National City Bank

National City Bank was established in 1845 by a group of entrepreneurs from Cleveland. The body was then named City Bank of Cleveland. It was the first public financial institution in the small town with no railroad or electricity. The body ranked among the top ten largest banks, in view of deposits and mortgages. The National City Mortgage realized the first mortgage ever in the US. The banking services offered include asset management, commercial and retail banking, mortgage financing, etc. The online banking option is also available.
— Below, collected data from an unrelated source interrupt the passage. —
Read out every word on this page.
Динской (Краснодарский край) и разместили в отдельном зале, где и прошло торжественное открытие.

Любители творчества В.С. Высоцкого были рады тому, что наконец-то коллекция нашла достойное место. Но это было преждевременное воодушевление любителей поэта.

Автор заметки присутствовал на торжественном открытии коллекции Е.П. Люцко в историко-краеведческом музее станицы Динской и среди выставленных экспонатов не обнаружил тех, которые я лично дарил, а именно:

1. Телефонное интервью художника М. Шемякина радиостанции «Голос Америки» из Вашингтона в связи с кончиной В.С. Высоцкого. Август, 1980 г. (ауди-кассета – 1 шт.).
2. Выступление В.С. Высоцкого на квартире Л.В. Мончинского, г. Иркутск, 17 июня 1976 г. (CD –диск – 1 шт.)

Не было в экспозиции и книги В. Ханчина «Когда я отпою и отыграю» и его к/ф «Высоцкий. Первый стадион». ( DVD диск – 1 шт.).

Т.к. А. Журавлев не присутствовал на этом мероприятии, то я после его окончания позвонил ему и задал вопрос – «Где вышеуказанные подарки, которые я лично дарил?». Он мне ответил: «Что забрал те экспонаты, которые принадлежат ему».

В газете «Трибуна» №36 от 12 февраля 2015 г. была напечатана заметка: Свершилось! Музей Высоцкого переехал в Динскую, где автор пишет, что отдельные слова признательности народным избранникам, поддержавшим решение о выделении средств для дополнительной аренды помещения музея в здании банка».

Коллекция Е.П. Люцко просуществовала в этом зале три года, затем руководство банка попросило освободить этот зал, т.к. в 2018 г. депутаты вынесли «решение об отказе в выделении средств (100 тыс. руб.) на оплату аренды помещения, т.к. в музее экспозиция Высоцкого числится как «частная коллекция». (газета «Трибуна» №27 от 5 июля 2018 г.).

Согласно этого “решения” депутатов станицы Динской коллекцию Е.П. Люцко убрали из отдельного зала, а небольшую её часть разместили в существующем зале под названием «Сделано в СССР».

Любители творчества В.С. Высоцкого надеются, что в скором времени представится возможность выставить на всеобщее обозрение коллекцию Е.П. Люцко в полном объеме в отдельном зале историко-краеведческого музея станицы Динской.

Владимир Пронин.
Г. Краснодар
More recently (2004-2008), the bank purchased a number of other establishments, such as Provident Financial Group (for $2.1 billion), Allegiant Bancorp and Fidelity Bancshares Inc. ($1 billion). The Harbor Florida Bancshares Inc. was bought out for $1.1 billion in stocks. After the expansion, National City Bank’s assets were worth estimated $7.4 billion. Most significantly in 2007, the Bank acquired the holding company for MidAmerica Bank, ranked ninth in terms of market share (2.18%) in the Chicago area. After purchasing the company, MAF Bancorp Inc., National City was to reach 4th in the same ranking (with 3.96%). Alongside these acquisitions, the bank had to surrender over 80% of its share in National Processing Company, a servicer executing merchant credit card operations, to Bank of America. Also, National City sold the First Franklin origination franchise to Merryll Lynch&Co in 2006.

In October 2008, rumors for a possible sell-out of National City were developed in an article, published in the Wall Street Journal. Two weeks after, PNC Financial Services finalized the buy-out, to be realized with a stock transaction. National City was notoriously “taken under,” because PNC paid less than the former’s market value. National City was to be merged into PBS with its identity - gradually downsized. The arrangement expanded PNC network, adding Florida as a presence area, and strengthened its position in Ohio, Indiana, Maryland, and Kentucky. At the same time, since both banks had major market shares in Pennsylvania, antitrust issues arose. To deal with them, the Department of Justice ordered PNC to surrender 50 National City offices in proximity to Pittsburg and 11 other to Erie, in favor of its competitors. A series of sell-offs followed. Recently, more branches in Pittsburgh were closed, because the problem still persists.

The initial intent to have the identity of National City downsized was not thoroughly managed by the PNC. The body failed to completely integrate the two banks, with National City still well-recognized throughout the US. However, all of its remaining branches were changed to PNC offices in November, 2009.